There are also a few other features worth mentioning. The first thing is that Retribution requires Steam and any boxed copy is simply an activation code. It also links into your steam account pretty heavily with a decent stats page displaying all the details of every single mode in addition to achievements. Additionally, players of previous versions of Dawn of War II which relied on Games for Windows Live can import their stats into the new game via a built in tool. Finally, it also comes with an Army Painter tool in the game which allows you create a paint scheme for multiplayer modes.

Visions of War
Dawn of War II runs on Relic’s own Essence engine, which is perhaps one of the most beautiful engines ever designed for RTS games. All of the units look just like their tabletop counterparts, and they all move and fight like you’d expect. Units fight with a definite weight to them, especially when jump pack infantry crash down on a target unit and send them flying. Some levels are punctuated with a great set of hand-painted vignettes to continue the story, which look quite striking and fit the gothic air of the Warhammer 40,000 universe. The graphics can chug on lower end machines and I have noticed something slightly off with one or two lighting effects but apart from that it’s a damn good-looking game.
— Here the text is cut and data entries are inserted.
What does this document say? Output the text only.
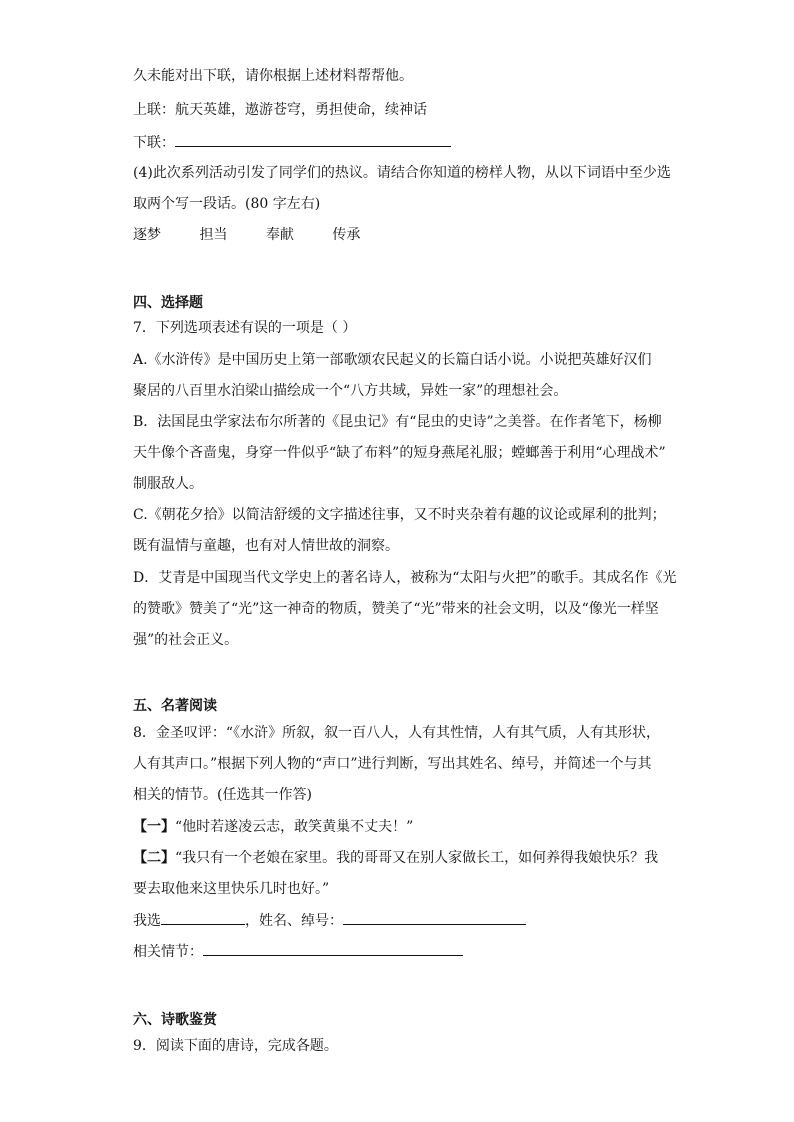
久未能对出下联，请你根据上述材料帮帮他。
上联：航天英雄，遨游苍穹，勇担使命，续神话
下联：
(4)此次系列活动引发了同学们的热议。请结合你知道的榜样人物，从以下词语中至少选
取两个写一段话。(80 字左右)
逐梦	担当	奉献	传承
四、选择题
7．下列选项表述有误的一项是（ ）
A.《水浒传》是中国历史上第一部歌颂农民起义的长篇白话小说。小说把英雄好汉们
聚居的八百里水泊梁山描绘成一个“八方共域，异姓一家”的理想社会。
B．法国昆虫学家法布尔所著的《昆虫记》有“昆虫的史诗”之美誉。在作者笔下，杨柳
天牛像个吝啬鬼，身穿一件似乎“缺了布料”的短身燕尾礼服；螳螂善于利用“心理战术”
制服敌人。
C.《朝花夕拾》以简洁舒缓的文字描述往事，又不时夹杂着有趣的议论或犀利的批判；
既有温情与童趣，也有对人情世故的洞察。
D．艾青是中国现当代文学史上的著名诗人，被称为“太阳与火把”的歌手。其成名作《光
的赞歌》赞美了“光”这一神奇的物质，赞美了“光”带来的社会文明，以及“像光一样坚
强”的社会正义。
五、名著阅读
8．金圣叹评：“《水浒》所叙，叙一百八人，人有其性情，人有其气质，人有其形状，
人有其声口。”根据下列人物的“声口”进行判断，写出其姓名、绰号，并简述一个与其
相关的情节。(任选其一作答)
【一】“他时若遂凌云志，敢笑黄巢不丈夫！”
【二】“我只有一个老娘在家里。我的哥哥又在别人家做长工，如何养得我娘快乐？我
要去取他来这里快乐几时也好。”
我选	，姓名、绰号：
相关情节：
六、诗歌鉴赏
9．阅读下面的唐诗，完成各题。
Do you hear the voices too?
I’m also a big fan of the sound effects in the game. The voice acting is spot on for each unit, with some great lines of dialogue (including guardsmen spouting “It’s dangerous to go alone, here take this!”). In addition, the combat sounds fantastic, with great explosions and gunfire effects. I’m not a huge fan of the in-game soundtrack though; although it perfectly suits the world, it isn’t memorable and can become pretty repetitive.

RPG or RTS, hmmm?

Keep Your Friends Close and Your Enemies Closer
Another big draw of the Dawn of War series is the multiplayer. It’s actually a very different beast to the single-player. Instead of controlling four teams RPG style, it’s a lot closer to Relic’s last game, Company of Heroes. You construct units and level up your base structure in order to build bigger and better units. There is a huge number of maps available to play and combined with the two modes (victory points and annihilate) means each battle is pretty different from the last. There are one or two issues. The main issue with it is that Company of Heroes does it all even better and is much more enjoyable. Additionally, the AI for multiplayer maps is rubbish as it spends most of its time sat in its base.

Perhaps of greater interest is the Last Stand mode. After selecting your hero (one for each race) you join up with two other players to fight back hordes of enemies ranging from millions of Tyranids to a small group of heroes who are the exact mirror image of your own team. It’s a great mode that also has its own progression. As you play and gain more experience, you unlock even more gear to outfit your hero with. I actually think this is the better mode of multiplayer, as opposed to the standard fare of the main multiplayer game, this is a much more unique mode. Also, the constant RPG progression is greater fun long-term than simply playing battle after battle.


The Final Judgement
Retribution is the best entry in the Dawn of War II series by far. It is an excellent package with a huge number of modes and races to play with. I thoroughly recommend it as despite its shortcomings in the standard multiplayer department, the campaign and Last Stand more than make up for it.